Pattern: Coordinate Geometry (Distance, Slope, Area)
Pattern
Key concept: Use coordinate formulas to compute distances, slopes, midpoints and polygon areas directly from point coordinates.
Important formulas:
• Distance between (x₁, y₁) and (x₂, y₂): √[(x₂ - x₁)² + (y₂ - y₁)²].
• Slope of line through (x₁, y₁) and (x₂, y₂): (y₂ - y₁) / (x₂ - x₁) (vertical line → undefined).
• Midpoint of segment joining (x₁, y₁) and (x₂, y₂): ((x₁ + x₂)/2, (y₁ + y₂)/2).
• Area of triangle with vertices (x₁,y₁), (x₂,y₂), (x₃,y₃): ½ | x₁(y₂ - y₃) + x₂(y₃ - y₁) + x₃(y₁ - y₂) |.
Step-by-Step Example
Question
Given points A(-1, 2), B(3, -2) and C(5, 4):
(a) Find the distance AB.
(b) Find the slope of BC.
(c) Find the area of triangle ABC.
Solution
-
Step 1: Distance AB using distance formula.
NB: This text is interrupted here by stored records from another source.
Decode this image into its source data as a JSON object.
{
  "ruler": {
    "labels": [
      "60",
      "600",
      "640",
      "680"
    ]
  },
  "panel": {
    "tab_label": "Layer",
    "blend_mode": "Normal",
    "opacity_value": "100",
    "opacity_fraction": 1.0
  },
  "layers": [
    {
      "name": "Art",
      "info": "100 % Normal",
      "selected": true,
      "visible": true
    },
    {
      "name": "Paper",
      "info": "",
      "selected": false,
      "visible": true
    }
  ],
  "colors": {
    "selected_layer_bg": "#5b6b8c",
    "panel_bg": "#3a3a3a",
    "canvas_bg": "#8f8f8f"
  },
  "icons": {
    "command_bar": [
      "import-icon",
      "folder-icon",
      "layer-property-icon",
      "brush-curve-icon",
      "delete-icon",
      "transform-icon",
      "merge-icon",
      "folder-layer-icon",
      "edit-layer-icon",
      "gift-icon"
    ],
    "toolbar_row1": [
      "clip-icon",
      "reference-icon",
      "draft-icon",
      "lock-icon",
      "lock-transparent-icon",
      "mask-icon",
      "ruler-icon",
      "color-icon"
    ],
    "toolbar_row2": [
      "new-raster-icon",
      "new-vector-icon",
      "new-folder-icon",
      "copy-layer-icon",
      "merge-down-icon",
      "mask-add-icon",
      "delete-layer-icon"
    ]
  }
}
AB = √[(x₂ - x₁)² + (y₂ - y₁)²] with A(-1,2), B(3,-2).
Compute differences: x₂ - x₁ = 3 - (-1) = 4; y₂ - y₁ = -2 - 2 = -4.
AB = √(4² + (-4)²) = √(16 + 16) = √32 = 4√2. -
Step 2: Slope of BC using slope formula.
B(3,-2), C(5,4). Slope m = (y₂ - y₁)/(x₂ - x₁) = (4 - (-2)) / (5 - 3) = 6/2 = 3. -
Step 3: Area of triangle ABC using determinant formula.
Area = ½ | x₁(y₂ - y₃) + x₂(y₃ - y₁) + x₃(y₁ - y₂) |.
Substitute A(-1,2), B(3,-2), C(5,4):
= ½ | (-1)((-2) - 4) + 3(4 - 2) + 5(2 - (-2)) |.
Simplify inside: (-1)(-6) + 3(2) + 5(4) = 6 + 6 + 20 = 32.
Area = ½ × |32| = 16 square units. -
Final Answers:
(a) AB = 4√2.
(b) Slope of BC = 3.
(c) Area of ΔABC = 16. -
Quick Check:
• Distance differences were equal magnitude → AB diagonal of a 4×4 right triangle → 4√2 makes sense.
• Slope 3 is integer and positive as C is above B and to the right.
• Area integer 16 is consistent with determinant arithmetic above ✅
Quick Variations
1. Find equation of line through two points (use point-slope form).
2. Check perpendicularity: slopes m₁·m₂ = -1.
3. Find midpoint and use as center for circles or reflections.
4. Area of polygon with >3 vertices: use shoelace formula (extension of triangle determinant).
Trick to Always Use
- Step 1 → Always compute coordinate differences first (x₂ - x₁, y₂ - y₁) to avoid sign mistakes.
- Step 2 → For slopes, simplify fraction early; watch for vertical (undefined) or horizontal (0) cases.
- Step 3 → For area, use the determinant form (or shoelace) and keep track of sign; take absolute value at the end.
Summary
Summary
Coordinate geometry problems reduce to straightforward algebra if you remember key formulas:
- Distance: √[(x₂ - x₁)² + (y₂ - y₁)²].
- Slope: (y₂ - y₁)/(x₂ - x₁) (vertical → undefined).
- Area of triangle: ½ | x₁(y₂ - y₃) + x₂(y₃ - y₁) + x₃(y₁ - y₂) |.
- Compute differences first, simplify fractions early, and always do a quick sanity check.
Hint: Subtract coordinates, square differences, add, then take square root and round neatly.
Common Mistakes: Leaving root form when numeric value is expected or rounding incorrectly.